We can't evaluate the impact of the quantization on the inference time as a bug is still causing problem on the `transformer` library (see PR [here](https://github.com/huggingface/transformers/pull/21843), apparently not integrated in last version 4.44.2 used here...).

This quantized model won't be evaluated because of this bug and the lack of GPU resource. Yet, [here](https://huggingface.co/Intel/t5-small-xsum-int8-dynamic-inc) is what we can expect from such a quantization.

### Evaluation

**This part can be run INDEPENDENTLY from the *LoRA fine-tuning* and the *Quantization* parts**

Let's reload the base model and the fine-tuned model to compare them.

In [None]:
base_ckpt = "t5-small"
finetuned_ckpt = "/content/drive/MyDrive/CDI/UseCaseLLM_Valeo/training/outputs/lora-xsum-t5-small"

base_t5 = T5ForConditionalGeneration.from_pretrained(model_checkpoint).to('cuda:0')
finetuned_t5 = T5ForConditionalGeneration.from_pretrained(finetuned_ckpt).to('cuda:0')

evaluator = SummarizationEvaluator()

Now, we use the test split to compare the fine-tuned model with the base one. We start to evaluate the base T5-small model, downloaded from HuggingFace.

In [None]:
evaluator.compute(
    model_or_pipeline=base_t5,
    tokenizer=tokenizer,
    data=tokenized_dataset['test'],
    metric=metric,
    input_column='document',
    label_column='summary')



{'rouge1': 0.19024007944134058,
 'rouge2': 0.02759556554189877,
 'rougeL': 0.12973109642401592,
 'rougeLsum': 0.12973427387429495,
 'total_time_in_seconds': 8122.8225630328525,
 'samples_per_second': 1.3953277831749382,
 'latency_in_seconds': 0.7166774804158155}

Then, we evaluate the fine-tuned T5-small model.

In [None]:
evaluator.compute(
    finetuned_t5,
    tokenizer=tokenizer,
    data=tokenized_dataset['test'],
    metric=metric,
    input_column='document',
    label_column='summary')



{'rouge1': 0.24084408398175577,
 'rouge2': 0.051862710863645536,
 'rougeL': 0.17612313934129226,
 'rougeLsum': 0.17612388769238957,
 'total_time_in_seconds': 8200.11055256,
 'samples_per_second': 1.3821764874208469,
 'latency_in_seconds': 0.723496607778366}

We observe a slight improvement in the scores of the fine-tuned model compared with the one of the base T5-small model. This is disapointing but predictible as we only fine-tuned the model with 1 epoch.

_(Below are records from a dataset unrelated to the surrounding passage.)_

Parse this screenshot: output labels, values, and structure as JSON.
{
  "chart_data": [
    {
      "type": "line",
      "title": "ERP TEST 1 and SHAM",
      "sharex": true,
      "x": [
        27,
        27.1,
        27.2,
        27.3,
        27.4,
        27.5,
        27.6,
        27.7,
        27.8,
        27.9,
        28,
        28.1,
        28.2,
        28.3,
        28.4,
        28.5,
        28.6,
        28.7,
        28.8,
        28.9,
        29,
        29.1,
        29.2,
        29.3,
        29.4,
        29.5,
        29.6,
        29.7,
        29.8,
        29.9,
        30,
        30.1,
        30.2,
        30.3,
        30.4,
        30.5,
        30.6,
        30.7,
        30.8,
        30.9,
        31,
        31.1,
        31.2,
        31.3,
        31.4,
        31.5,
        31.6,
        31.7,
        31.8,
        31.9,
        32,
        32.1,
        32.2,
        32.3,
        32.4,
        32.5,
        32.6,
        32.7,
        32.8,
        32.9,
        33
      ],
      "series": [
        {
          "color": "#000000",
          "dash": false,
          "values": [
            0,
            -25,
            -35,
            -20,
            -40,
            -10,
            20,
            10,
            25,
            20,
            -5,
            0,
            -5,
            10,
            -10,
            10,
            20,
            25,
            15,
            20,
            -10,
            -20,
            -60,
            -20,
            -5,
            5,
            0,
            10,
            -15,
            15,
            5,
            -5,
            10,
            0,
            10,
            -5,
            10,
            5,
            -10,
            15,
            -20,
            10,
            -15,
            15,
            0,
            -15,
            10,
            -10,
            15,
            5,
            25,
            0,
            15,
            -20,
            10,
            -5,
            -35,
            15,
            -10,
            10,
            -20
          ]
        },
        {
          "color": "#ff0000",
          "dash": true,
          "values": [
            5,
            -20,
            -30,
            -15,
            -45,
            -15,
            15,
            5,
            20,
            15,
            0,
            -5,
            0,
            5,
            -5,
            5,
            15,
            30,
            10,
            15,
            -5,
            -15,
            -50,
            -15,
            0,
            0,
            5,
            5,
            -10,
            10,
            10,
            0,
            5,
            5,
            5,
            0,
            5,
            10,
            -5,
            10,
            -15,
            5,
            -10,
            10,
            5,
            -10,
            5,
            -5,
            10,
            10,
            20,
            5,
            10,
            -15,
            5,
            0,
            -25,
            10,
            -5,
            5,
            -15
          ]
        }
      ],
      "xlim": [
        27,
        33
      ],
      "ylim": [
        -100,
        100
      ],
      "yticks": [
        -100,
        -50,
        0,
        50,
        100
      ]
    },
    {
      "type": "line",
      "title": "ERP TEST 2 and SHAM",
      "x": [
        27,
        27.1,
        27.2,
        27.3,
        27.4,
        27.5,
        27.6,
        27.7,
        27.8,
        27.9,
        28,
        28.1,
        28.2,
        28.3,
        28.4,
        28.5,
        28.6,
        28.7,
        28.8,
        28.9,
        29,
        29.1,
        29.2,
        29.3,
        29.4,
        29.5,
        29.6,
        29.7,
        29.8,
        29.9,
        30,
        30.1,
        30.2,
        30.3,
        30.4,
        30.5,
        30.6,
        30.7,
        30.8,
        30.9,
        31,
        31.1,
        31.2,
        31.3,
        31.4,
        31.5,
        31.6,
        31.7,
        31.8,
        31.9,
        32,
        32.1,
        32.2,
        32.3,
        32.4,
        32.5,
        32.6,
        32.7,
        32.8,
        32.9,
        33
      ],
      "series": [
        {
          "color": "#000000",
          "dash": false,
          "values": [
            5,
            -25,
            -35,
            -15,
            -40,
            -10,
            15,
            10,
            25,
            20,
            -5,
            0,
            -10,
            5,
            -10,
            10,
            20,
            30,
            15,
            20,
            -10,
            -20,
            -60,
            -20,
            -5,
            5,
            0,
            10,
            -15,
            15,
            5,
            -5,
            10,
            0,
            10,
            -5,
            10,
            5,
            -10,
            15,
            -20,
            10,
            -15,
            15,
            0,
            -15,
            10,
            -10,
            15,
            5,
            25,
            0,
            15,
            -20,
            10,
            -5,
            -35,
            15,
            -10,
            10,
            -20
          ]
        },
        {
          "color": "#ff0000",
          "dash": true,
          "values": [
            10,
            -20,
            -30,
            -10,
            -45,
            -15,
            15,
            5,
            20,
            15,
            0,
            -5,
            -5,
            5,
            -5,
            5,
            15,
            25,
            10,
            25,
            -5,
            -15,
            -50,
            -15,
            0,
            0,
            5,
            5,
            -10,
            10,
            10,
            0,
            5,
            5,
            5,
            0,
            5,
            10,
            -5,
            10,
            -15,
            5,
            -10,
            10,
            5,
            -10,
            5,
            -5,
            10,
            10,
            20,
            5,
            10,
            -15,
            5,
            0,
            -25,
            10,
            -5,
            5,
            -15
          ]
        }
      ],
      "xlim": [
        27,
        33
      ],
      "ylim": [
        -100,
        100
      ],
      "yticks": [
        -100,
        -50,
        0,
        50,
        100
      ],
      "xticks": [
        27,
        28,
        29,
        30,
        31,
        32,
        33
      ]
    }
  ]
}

Let's visualize the predictions of both model on a specific example.

In [None]:
data = raw_dataset['test'][1]
doc = data["document"]
summary = data["summary"]
input_ids = tokenizer(prefix + doc, return_tensors="pt").input_ids.to("cuda:0")

base_output = base_t5.generate(input_ids)
finetuned_output = finetuned_t5.generate(input_ids)

print(f"Original summary:\n{summary}\n")
print(f"Prediction from base T5-small model:\n{tokenizer.decode(base_output[0], skip_special_tokens=True)}\n")
print(f"Prediction from the fine-tuned T5-small model:\n{tokenizer.decode(finetuned_output[0], skip_special_tokens=True)}")

Original summary:
A man has appeared in court after firearms, ammunition and cash were seized by police in Edinburgh.

Prediction from base T5-small model:
police say three firearms, ammunition and a five-figure sum of money were recovered

Prediction from the fine-tuned T5-small model:
Police have recovered three firearms, ammunition and a five-figure sum of money from a man who was arrested and charged with aggravated burglary.